Description of problem: On a 2x2 distributed replicate volume. Mounted a fuse client and kept sanity tests to run. Immedietly stopped the volume and restarted it. The sanity test (executing lftest of ltp test suite) hung. Version-Release number of selected component (if applicable): How reproducible: Steps to Reproduce: 1. 2. 3. Actual results: Expected results: Additional info: Statedump information ===> [global.callpool.stack.2] uid=0 gid=0 pid=1666 unique=114637 op=WRITE type=1 cnt=6 [global.callpool.stack.2.frame.1] ref_count=1 translator=mirror-write-behind complete=0 [global.callpool.stack.2.frame.2] ref_count=0 translator=mirror-client-2 complete=1 parent=mirror-replicate-1 wind_from=afr_getxattr wind_to=children[call_child]->fops->getxattr unwind_from=client3_1_getxattr_cbk unwind_to=afr_getxattr_cbk [global.callpool.stack.2.frame.3] ref_count=0 translator=mirror-replicate-1 complete=1 parent=mirror-dht wind_from=dht_getxattr wind_to=subvol->fops->getxattr unwind_from=afr_getxattr_cbk unwind_to=dht_getxattr_cbk [global.callpool.stack.2.frame.4] ref_count=0 translator=mirror-replicate-0 complete=0 parent=mirror-dht wind_from=dht_getxattr wind_to=subvol->fops->getxattr unwind_to=dht_getxattr_cbk In afr_getxattr we intialize local structure and collect return value in op_ret. AFR_LOCAL_INIT which intializes the local structure returns values less than zero (infact -ve of the corresponding errno happened) upon some failure. But we will unwind only if op_ret is -1. thus it leads to lost frames and application hanging.

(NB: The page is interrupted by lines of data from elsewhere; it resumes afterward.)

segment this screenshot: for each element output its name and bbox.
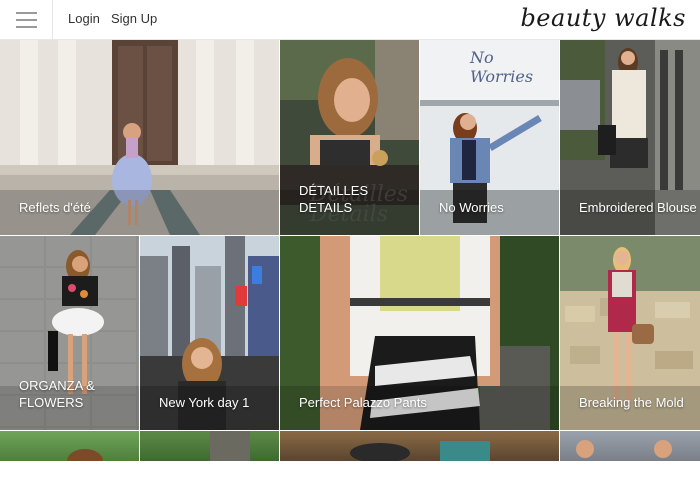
post-caption[interactable]: Reflets d'été: [19, 199, 139, 216]
post-image-partial: [350, 441, 490, 461]
post-tile-partial[interactable]: [280, 431, 559, 461]
menu-button[interactable]: [0, 0, 53, 40]
post-tile-partial[interactable]: [0, 431, 139, 461]
post-tile-new-york[interactable]: New York day 1: [140, 236, 279, 430]
post-caption[interactable]: No Worries: [439, 199, 559, 216]
post-image-partial: [210, 431, 250, 461]
post-tile-partial[interactable]: [560, 431, 700, 461]
post-caption[interactable]: Perfect Palazzo Pants: [299, 394, 499, 411]
post-caption[interactable]: Breaking the Mold: [579, 394, 699, 411]
post-tile-organza[interactable]: ORGANZA & FLOWERS: [0, 236, 139, 430]
post-caption[interactable]: Embroidered Blouse: [579, 199, 699, 216]
post-tile-palazzo[interactable]: Perfect Palazzo Pants: [280, 236, 559, 430]
post-image-partial: [576, 440, 672, 458]
post-image-partial: [67, 449, 103, 461]
top-navigation-bar: Login Sign Up beauty walks: [0, 0, 700, 40]
login-link[interactable]: Login: [68, 11, 100, 26]
post-caption[interactable]: ORGANZA & FLOWERS: [19, 377, 139, 411]
hamburger-icon-line: [16, 19, 37, 21]
sign-up-link[interactable]: Sign Up: [111, 11, 157, 26]
hamburger-icon: [16, 12, 37, 14]
site-logo[interactable]: beauty walks: [520, 4, 686, 32]
post-tile-no-worries[interactable]: No Worries No Worries: [420, 40, 559, 235]
post-tile-detailles[interactable]: Détailles Details DÉTAILLES DETAILS: [280, 40, 419, 235]
post-caption[interactable]: New York day 1: [159, 394, 279, 411]
hamburger-icon-line: [16, 26, 37, 28]
post-grid: Reflets d'été Détailles Details DÉTAILLE…: [0, 40, 700, 461]
post-tile-partial[interactable]: [140, 431, 279, 461]
post-tile-embroidered[interactable]: Embroidered Blouse: [560, 40, 700, 235]
post-tile-breaking-mold[interactable]: Breaking the Mold: [560, 236, 700, 430]
post-tile-reflets[interactable]: Reflets d'été: [0, 40, 279, 235]
post-caption[interactable]: DÉTAILLES DETAILS: [299, 182, 419, 216]
post-overlay-text: No Worries: [470, 48, 534, 86]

*** Bug 770554 has been marked as a duplicate of this bug. ***
CHANGE: http://review.gluster.com/2539 (cluster/afr: Handle error cases in local init) merged in master by Vijay Bellur (vijay)
Repeated the same test i.e. stopping and immedietly starting the volume when ltp-tests are being run from the sanity tests and the tests did not hang.